I do not accept the applicant’s assertion that the record has nothing to do with any other future or past projects and that its release would be of no benefit to his firm or to anyone else in tendering for future projects. As I have already mentioned, the record provides a detailed explanation of the successful tenderer’s proposed approach, including its proposals for addressing certain specified site-specific issues. I am satisfied that if disclosed, such information could be used by other tenderers. Disclosure of the record would also disclose the specific format used by the successful tenderer in presenting its proposals, which, in my view, would also be of potential benefit to its competitors.
Moreover, the wording contained in the “Instruction to Tenderers” concerning the entitlement of the contracting authority to release any information relating to the tender competition does not mean that none of the information provided by the tenderers can reasonably be regarded as commercially sensitive.
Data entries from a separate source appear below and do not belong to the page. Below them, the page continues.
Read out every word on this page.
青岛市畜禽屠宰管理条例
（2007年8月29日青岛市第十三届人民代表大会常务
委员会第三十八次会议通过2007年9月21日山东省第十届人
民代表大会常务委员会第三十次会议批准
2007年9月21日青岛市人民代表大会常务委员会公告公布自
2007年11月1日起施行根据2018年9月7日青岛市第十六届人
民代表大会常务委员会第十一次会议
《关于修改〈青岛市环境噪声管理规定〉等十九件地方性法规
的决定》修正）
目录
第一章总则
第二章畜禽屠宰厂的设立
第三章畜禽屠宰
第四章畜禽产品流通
The purpose of such wording is to put tenderers on notice that certain information relating to the tender process may be disclosed. The document in question confirms that a contracting authority is entitled to disclose to any person, at any time, any information about the competition, including the identity of the applicants, details of their respective members, the services, the tender process or the award of the contract (including the contract price). However, this does not mean that a tenderer must expect that all information submitted in support of a tender, including commercially sensitive information, might be disclosed.
In the circumstances, I am satisfied that release of the record at issue could prejudice the competitive position of the successful tenderer in the conduct of its business and that section 36(1)(b) applies.
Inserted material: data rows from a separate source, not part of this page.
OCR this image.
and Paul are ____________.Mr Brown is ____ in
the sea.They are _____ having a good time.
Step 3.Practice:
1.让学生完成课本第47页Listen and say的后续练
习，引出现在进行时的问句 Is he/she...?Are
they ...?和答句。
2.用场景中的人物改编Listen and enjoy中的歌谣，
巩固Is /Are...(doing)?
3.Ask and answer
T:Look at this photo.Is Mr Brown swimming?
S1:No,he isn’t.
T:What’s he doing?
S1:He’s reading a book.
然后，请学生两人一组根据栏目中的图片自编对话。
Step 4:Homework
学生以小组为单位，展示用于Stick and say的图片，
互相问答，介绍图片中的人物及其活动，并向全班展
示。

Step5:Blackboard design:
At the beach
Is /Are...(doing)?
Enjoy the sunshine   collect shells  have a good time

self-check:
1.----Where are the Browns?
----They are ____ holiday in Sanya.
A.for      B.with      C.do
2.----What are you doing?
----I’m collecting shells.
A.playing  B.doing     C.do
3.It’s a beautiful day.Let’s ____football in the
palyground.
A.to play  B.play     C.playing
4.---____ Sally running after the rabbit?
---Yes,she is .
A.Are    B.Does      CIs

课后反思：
Section 36(3) – The Public Interest
Having found that section 36(1)(b) applies, section 36(3) of the FOI Act requires me to consider whether, on balance, the public interest would be better served by granting than by refusing access to the record at issue.
In carrying out any review, this Office has regard to the general principles of openness and transparency set out in section 11(3) of the FOI Act. Section 11(3) provides that an FOI body must have regard to the need to achieve greater openness in the activities of FOI bodies and to promote adherence by them to the principles of transparency in government and public affairs and the need to strengthen the accountability and improve the quality of decision making of FOI bodies. However, it is important to note that in The Minister for Communications, Energy and Natural Resources v The Information Commissioner & Ors  IESC 57, the Supreme Court held that general principles of openness and transparency do not provide a sufficient basis for directing the release of otherwise exempt information in the public interest and “there must be a sufficiently specific, cogent and fact-based reason to tip the balance in favour of disclosure”.
The Court also found that section 36(1) recognises that there is a public interest in the protection of commercial sensitivity and this may be normally served by the operation of the exemption itself, which provides for the refusal of an FOI request. It stated that “the scheme of the Act is to make the refusal of certain records mandatory, unless the public interest could, following an analysis of the contents, rationally be said to lead to the conclusion that disclosure of the records is in the public interest by reason of their contents.”
Both LWETB and the successful tenderer have essentially argued that the objectives of the procurement process would be undermined by disclosure of the record. LWETB’s concerns relate to the potential reduction in the size of the pool of tenderers arising from the unwarranted disclosure of tenderer expertise and intellectual capital, while the successful tenderer has expressed concerns relating to the potential diminution of the effectiveness of qualitative criteria in tender competitions.
The government’s National Public Procurement Policy Framework, available on the website of the Office of Government Procurement (OGP) at https://ogp.gov.ie/national-public-procurement-policy-framework/, sets out the overarching policy framework for public procurement in Ireland, including the procurement procedures to be followed by government departments and state bodies under national and EU rules. The OGP has published “Public Procurement Guidelines for Goods and Services”. The Guidelines provide as follows:
“Bodies subject to Freedom of Information Legislation are required to provide the following details in relation to public procurement under the Model Publication Scheme, published by the Department of Public Expenditure and Reform in July 2016:
As such, it seems to me that tenderers for public contracts submit tenders on an understanding that certain information relating to their tender proposals may be made publicly available if their tender proposals are successful. However, as I have outlined above, this does not mean that they should expect that all submitted information may be published. Amongst other things, this Office takes the view that other successful tender information which is commercially sensitive (for example, details of the internal organisation of a tenderer's business, analyses of the requirements of the public body, or detailed explanations as to how the tenderer proposed to meet these requirements) may remain confidential. Disclosure in the public interest ordinarily would not be required, unless it were necessary to explain the nature of the goods or services purchased by the public body.
It seems to me that a certain degree of transparency exists relating to the tender competition at issue in this case, having regard to the documentation released to date. I also accept that the release of the record at issue has the potential to damage the public procurement process, something which is clearly not in the public interest. In keeping with the comments of the Supreme Court described above, I am not aware of any sufficiently specific, cogent and fact-based reason to tip the balance in favour of disclosure of the record in this case. Accordingly, I consider that the public interest would not be better served by its release.
In conclusion, therefore, I find that LWETB was justified in refusing access to the record at issue under section 36(1)(b) of the FOI Act.
Having carried out a review under section 22(2) of the FOI Act, I hereby affirm LWETB’s decision to refuse access, under section 36(1)(b) of the FOI Act, to “page 5 / Criterion C” of the pre-award tender proposal submitted by the successful tenderer.
Section 24 of the FOI Act sets out detailed provisions for an appeal to the High Court by a party to a review, or any other person affected by the decision. In summary, such an appeal, normally on a point of law, must be initiated not later than four weeks after notice of the decision was given to the person bringing the appeal.